There is something about walking and traveling together which touches my soul. I’m not talking about getting on a bus or airplane and moving from point A to point B. I mean the act of journeying together: having a purpose or mission; a time to listen, talk, and reflect with others; and an opportunity to share the unanticipated bends and twists of the journey. People have known this for centuries: whether it is Hindus coming to bathe in the sacred river for the Kumbh Mela, Muslims uniting for the Hajj on the plains of Arafat in Mecca, or the Ngarrindjeri and other indigenous peoples dancing the spirit back into the Murray Darling River in the South Australian Ringbalin. Christians, too, have a history of sacred traveling: to sites important in Jesus’ life, and to places associated with saints inspired by him.

Last week I joined a small Episcopal Divinity School (EDS) delegation for the annual Jonathan Daniels and All Martyrs Pilgrimage to the Holy Land. That’s how Bishop Rob Wright of the Diocese of Atlanta, and fellow pilgrim, refers to the American South.
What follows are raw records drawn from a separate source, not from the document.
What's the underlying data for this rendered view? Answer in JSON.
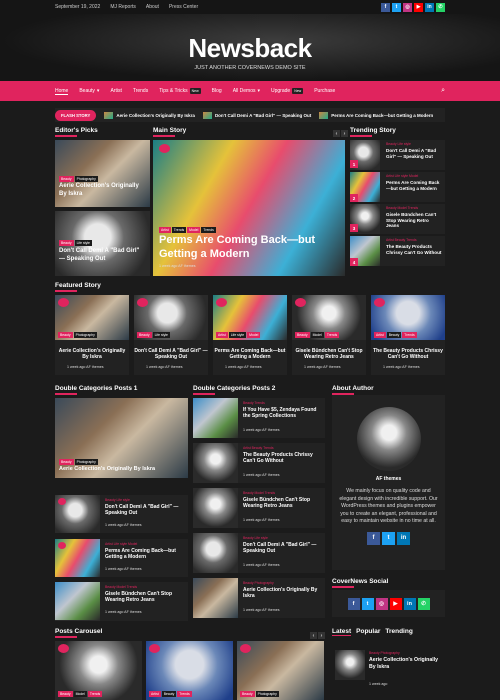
{
  "topbar": {
    "date": "September 19, 2022",
    "links": [
      "MJ Reports",
      "About",
      "Press Center"
    ]
  },
  "social_icons": [
    "facebook-icon",
    "twitter-icon",
    "instagram-icon",
    "youtube-icon",
    "linkedin-icon",
    "whatsapp-icon"
  ],
  "social_colors": [
    "#3b5998",
    "#1da1f2",
    "#c13584",
    "#ff0000",
    "#0077b5",
    "#25d366"
  ],
  "social_glyphs": [
    "f",
    "t",
    "◎",
    "▶",
    "in",
    "✆"
  ],
  "header": {
    "site_title": "Newsback",
    "tagline": "JUST ANOTHER COVERNEWS DEMO SITE"
  },
  "nav": {
    "home": "Home",
    "beauty": "Beauty",
    "artist": "Artist",
    "trends": "Trends",
    "tips": "Tips & Tricks",
    "tips_badge": "New",
    "blog": "Blog",
    "demos": "All Demos",
    "upgrade": "Upgrade",
    "upgrade_badge": "New",
    "purchase": "Purchase"
  },
  "flash": {
    "label": "FLASH STORY",
    "items": [
      "Aerie Collection's Originally By Iskra",
      "Don't Call Demi A \"Bad Girl\" — Speaking Out",
      "Perms Are Coming Back—but Getting a Modern"
    ]
  },
  "sections": {
    "editors": "Editor's Picks",
    "main": "Main Story",
    "trending": "Trending Story",
    "featured": "Featured Story",
    "dbl1": "Double Categories Posts 1",
    "dbl2": "Double Categories Posts 2",
    "about": "About Author",
    "social": "CoverNews Social",
    "carousel": "Posts Carousel",
    "latest": "Latest",
    "popular": "Popular",
    "trending_tab": "Trending"
  },
  "editors": [
    {
      "badges": [
        "Beauty",
        "Photography"
      ],
      "title": "Aerie Collection's Originally By Iskra"
    },
    {
      "badges": [
        "Beauty",
        "Life style"
      ],
      "title": "Don't Call Demi A \"Bad Girl\" — Speaking Out"
    }
  ],
  "main_story": {
    "badges": [
      "Artist",
      "Trends",
      "Model",
      "Trends"
    ],
    "title": "Perms Are Coming Back—but Getting a Modern",
    "meta": "1 week ago  AF themes"
  },
  "common_meta": "1 week ago  AF themes",
  "trending": [
    {
      "num": "1",
      "cat": "Beauty  Life style",
      "title": "Don't Call Demi A \"Bad Girl\" — Speaking Out"
    },
    {
      "num": "2",
      "cat": "Artist  Life style  Model",
      "title": "Perms Are Coming Back—but Getting a Modern"
    },
    {
      "num": "3",
      "cat": "Beauty  Model  Trends",
      "title": "Gisele Bündchen Can't Stop Wearing Retro Jeans"
    },
    {
      "num": "4",
      "cat": "Artist  Beauty  Trends",
      "title": "The Beauty Products Chrissy Can't Go Without"
    }
  ],
  "featured": [
    {
      "badges": [
        "Beauty",
        "Photography"
      ],
      "title": "Aerie Collection's Originally By Iskra"
    },
    {
      "badges": [
        "Beauty",
        "Life style"
      ],
      "title": "Don't Call Demi A \"Bad Girl\" — Speaking Out"
    },
    {
      "badges": [
        "Artist",
        "Life style",
        "Model"
      ],
      "title": "Perms Are Coming Back—but Getting a Modern"
    },
    {
      "badges": [
        "Beauty",
        "Model",
        "Trends"
      ],
      "title": "Gisele Bündchen Can't Stop Wearing Retro Jeans"
    },
    {
      "badges": [
        "Artist",
        "Beauty",
        "Trends"
      ],
      "title": "The Beauty Products Chrissy Can't Go Without"
    }
  ],
  "dbl1": {
    "lead": {
      "badges": [
        "Beauty",
        "Photography"
      ],
      "title": "Aerie Collection's Originally By Iskra"
    },
    "items": [
      {
        "cat": "Beauty  Life style",
        "title": "Don't Call Demi A \"Bad Girl\" — Speaking Out"
      },
      {
        "cat": "Artist  Life style  Model",
        "title": "Perms Are Coming Back—but Getting a Modern"
      },
      {
        "cat": "Beauty  Model  Trends",
        "title": "Gisele Bündchen Can't Stop Wearing Retro Jeans"
      }
    ]
  },
  "dbl2": [
    {
      "cat": "Beauty  Trends",
      "title": "If You Have $5, Zendaya Found the Spring Collections"
    },
    {
      "cat": "Artist  Beauty  Trends",
      "title": "The Beauty Products Chrissy Can't Go Without"
    },
    {
      "cat": "Beauty  Model  Trends",
      "title": "Gisele Bündchen Can't Stop Wearing Retro Jeans"
    },
    {
      "cat": "Beauty  Life style",
      "title": "Don't Call Demi A \"Bad Girl\" — Speaking Out"
    },
    {
      "cat": "Beauty  Photography",
      "title": "Aerie Collection's Originally By Iskra"
    }
  ],
  "author": {
    "name": "AF themes",
    "bio": "We mainly focus on quality code and elegant design with incredible support. Our WordPress themes and plugins empower you to create an elegant, professional and easy to maintain website in no time at all."
  },
  "carousel": [
    {
      "badges": [
        "Beauty",
        "Model",
        "Trends"
      ]
    },
    {
      "badges": [
        "Artist",
        "Beauty",
        "Trends"
      ]
    },
    {
      "badges": [
        "Beauty",
        "Photography"
      ]
    }
  ],
  "latest": {
    "cat": "Beauty  Photography",
    "title": "Aerie Collection's Originally By Iskra",
    "meta": "1 week ago"
  }
}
The pilgrimage, which wound its way from Atlanta to Alabama, traced a portion of our nation’s civil rights history, and honored Alabama martyrs of that movement, including Jonathan Daniels, a man whose name I didn’t even know before I started working at EDS.

Jon Daniels was a former EDS (then, Episcopal Theological Seminary) student who, like his Cambridge peers, was stunned by the 1965 death of Jimmie Lee Jackson and the subsequent Bloody Sunday clash. Together with many of his fellow seminarians, he answered the call of Martin Luther King Jr. and traveled to Alabama to join the civil rights response. When his classmates returned to Cambridge, Jon along with Judith Upham convinced school authorities to let them spend the rest of the semester in and around Selma, helping to register African American voters, and to assist with the struggle to desegregate churches and businesses.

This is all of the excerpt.